Print version ISSN 1657-8031

Ágora U.S.B. vol.13 no.1 Medellin Jan./June 2013

 

EDITORIAL

La bioética como brecha

Por: María Luisa Pfeiffer1

1 Licenciada en Filosofía, Facultad de Filosofía, Universidad del Salvador, Bs As, 1962-1967. Doctora en Filosofía, Universidad de la Sorbonne, Paris, 1976. Tema: "Vers l'Etre Brut. La contingence chez M. Merleau-Ponty". Jurado J.Jankélevich, O. Lacombe, I Belaval, director de la tesis J. Wahl. Docente y codirectora del curso de especialización en Bioética y Derechos Humanos organizado por el Comité de Bioética del Htal. Nac. Marie Curie, abril-julio 2012. Docente del curso de doctorado "Introducción a la bioética", en el doctorado de la Universidad del Bosque, Bogotá (Colombia).
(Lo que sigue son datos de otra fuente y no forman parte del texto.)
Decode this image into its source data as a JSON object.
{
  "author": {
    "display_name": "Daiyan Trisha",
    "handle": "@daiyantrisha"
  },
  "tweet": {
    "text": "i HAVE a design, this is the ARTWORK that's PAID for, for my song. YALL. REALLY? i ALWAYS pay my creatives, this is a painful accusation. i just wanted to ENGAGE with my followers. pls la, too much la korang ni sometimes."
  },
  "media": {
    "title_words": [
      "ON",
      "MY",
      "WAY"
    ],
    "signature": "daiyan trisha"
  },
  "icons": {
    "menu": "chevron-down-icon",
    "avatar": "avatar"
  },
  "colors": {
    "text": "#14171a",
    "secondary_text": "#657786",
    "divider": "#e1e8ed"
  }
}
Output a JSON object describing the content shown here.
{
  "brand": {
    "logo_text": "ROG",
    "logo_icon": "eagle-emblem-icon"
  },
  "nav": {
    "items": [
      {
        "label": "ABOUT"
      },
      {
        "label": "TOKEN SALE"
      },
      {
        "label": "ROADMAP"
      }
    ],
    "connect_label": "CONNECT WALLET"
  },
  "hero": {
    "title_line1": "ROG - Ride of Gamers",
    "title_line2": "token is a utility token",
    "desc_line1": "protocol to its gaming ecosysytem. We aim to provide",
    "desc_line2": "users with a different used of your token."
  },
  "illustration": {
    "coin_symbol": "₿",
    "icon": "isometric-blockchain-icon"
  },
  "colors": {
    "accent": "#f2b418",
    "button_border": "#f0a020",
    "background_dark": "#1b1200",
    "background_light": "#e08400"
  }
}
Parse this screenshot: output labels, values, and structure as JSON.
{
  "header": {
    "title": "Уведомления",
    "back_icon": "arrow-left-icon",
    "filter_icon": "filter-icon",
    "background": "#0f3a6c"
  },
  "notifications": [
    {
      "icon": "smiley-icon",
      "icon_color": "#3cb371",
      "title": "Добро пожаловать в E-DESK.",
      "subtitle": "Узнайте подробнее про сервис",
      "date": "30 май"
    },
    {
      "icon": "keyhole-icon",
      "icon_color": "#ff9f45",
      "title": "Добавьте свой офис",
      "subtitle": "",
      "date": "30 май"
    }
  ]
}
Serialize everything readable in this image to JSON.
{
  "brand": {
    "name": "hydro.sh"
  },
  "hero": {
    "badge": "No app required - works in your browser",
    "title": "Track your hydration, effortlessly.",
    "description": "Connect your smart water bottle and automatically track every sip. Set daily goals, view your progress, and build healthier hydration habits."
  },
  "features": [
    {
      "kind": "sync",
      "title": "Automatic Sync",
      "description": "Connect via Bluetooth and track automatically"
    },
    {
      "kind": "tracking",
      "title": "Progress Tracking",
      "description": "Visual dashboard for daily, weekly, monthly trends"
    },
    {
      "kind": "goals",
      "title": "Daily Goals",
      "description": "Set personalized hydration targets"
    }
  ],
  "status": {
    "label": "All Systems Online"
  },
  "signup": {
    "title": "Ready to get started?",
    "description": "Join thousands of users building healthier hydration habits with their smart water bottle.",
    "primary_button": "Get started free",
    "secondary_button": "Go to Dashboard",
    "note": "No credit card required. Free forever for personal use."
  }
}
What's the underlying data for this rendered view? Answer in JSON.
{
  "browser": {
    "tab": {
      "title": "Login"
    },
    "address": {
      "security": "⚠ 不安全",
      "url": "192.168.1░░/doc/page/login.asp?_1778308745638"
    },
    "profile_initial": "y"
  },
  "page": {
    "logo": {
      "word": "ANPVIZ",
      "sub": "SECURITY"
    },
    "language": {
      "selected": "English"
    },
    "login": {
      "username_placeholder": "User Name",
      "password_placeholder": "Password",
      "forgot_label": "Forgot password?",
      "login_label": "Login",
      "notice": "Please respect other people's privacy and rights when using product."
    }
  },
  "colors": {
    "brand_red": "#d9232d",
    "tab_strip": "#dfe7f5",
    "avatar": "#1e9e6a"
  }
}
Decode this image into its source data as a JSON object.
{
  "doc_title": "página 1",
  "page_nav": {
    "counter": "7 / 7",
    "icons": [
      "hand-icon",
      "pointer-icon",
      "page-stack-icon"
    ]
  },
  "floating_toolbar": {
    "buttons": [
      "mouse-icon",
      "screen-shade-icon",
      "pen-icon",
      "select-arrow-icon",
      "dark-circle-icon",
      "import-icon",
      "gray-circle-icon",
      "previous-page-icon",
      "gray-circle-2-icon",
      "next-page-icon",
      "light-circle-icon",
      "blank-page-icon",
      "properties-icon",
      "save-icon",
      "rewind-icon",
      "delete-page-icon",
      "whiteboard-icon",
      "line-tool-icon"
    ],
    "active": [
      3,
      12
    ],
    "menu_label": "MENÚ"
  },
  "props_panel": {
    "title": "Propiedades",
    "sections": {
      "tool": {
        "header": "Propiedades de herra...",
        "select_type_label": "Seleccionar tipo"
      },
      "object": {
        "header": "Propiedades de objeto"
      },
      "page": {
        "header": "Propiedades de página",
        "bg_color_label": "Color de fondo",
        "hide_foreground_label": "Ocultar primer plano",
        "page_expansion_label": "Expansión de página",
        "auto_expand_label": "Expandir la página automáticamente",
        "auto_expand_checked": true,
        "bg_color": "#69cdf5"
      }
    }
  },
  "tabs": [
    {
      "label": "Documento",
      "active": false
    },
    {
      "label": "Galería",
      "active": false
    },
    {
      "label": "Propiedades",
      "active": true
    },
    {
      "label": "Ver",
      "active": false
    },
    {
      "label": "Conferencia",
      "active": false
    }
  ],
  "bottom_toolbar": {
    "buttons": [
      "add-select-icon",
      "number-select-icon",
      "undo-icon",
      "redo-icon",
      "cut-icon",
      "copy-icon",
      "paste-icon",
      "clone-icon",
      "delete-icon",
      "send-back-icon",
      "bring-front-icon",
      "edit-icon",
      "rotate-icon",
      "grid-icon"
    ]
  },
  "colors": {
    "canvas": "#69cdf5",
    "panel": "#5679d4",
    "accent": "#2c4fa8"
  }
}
La bioética, los bioeticistas tienen un desafío, el de abrir una brecha por donde comiencen a fluir los derechos para todos los hombres. Para ello su primera y fundamental actitud es la de reconocer que quienes acompañan al proceso globalizador usan sus mismos conceptos para sostener la situación de dominio: hablan de autonomía por ejemplo, mostrando cómo los individuos pueden decidir por sí mismos cumpliendo con ciertas condiciones que tienen que ver sobre todo con el conocimiento; hablan de libertad condicionándola a una situación de independencia absoluta imposible ni siquiera de pensar y reduciéndola finalmente a una elección entre opciones puestas por el sistema; hablan de derecho como reivindicación de los deseos de cada uno; de solidaridad como dádiva de los que tienen a los que no tienen; de dignidad como autoestima; de justicia como modo de reparto de bienes. Lo que tenemos que aprender los bioeticistas es que lo que se juega en la bioética y en la ética en general tiene que ver con los significados. Es decir con los contenidos de las palabras y de los actos, con el sentido de las conductas, y sobre todo con el valor de las decisiones.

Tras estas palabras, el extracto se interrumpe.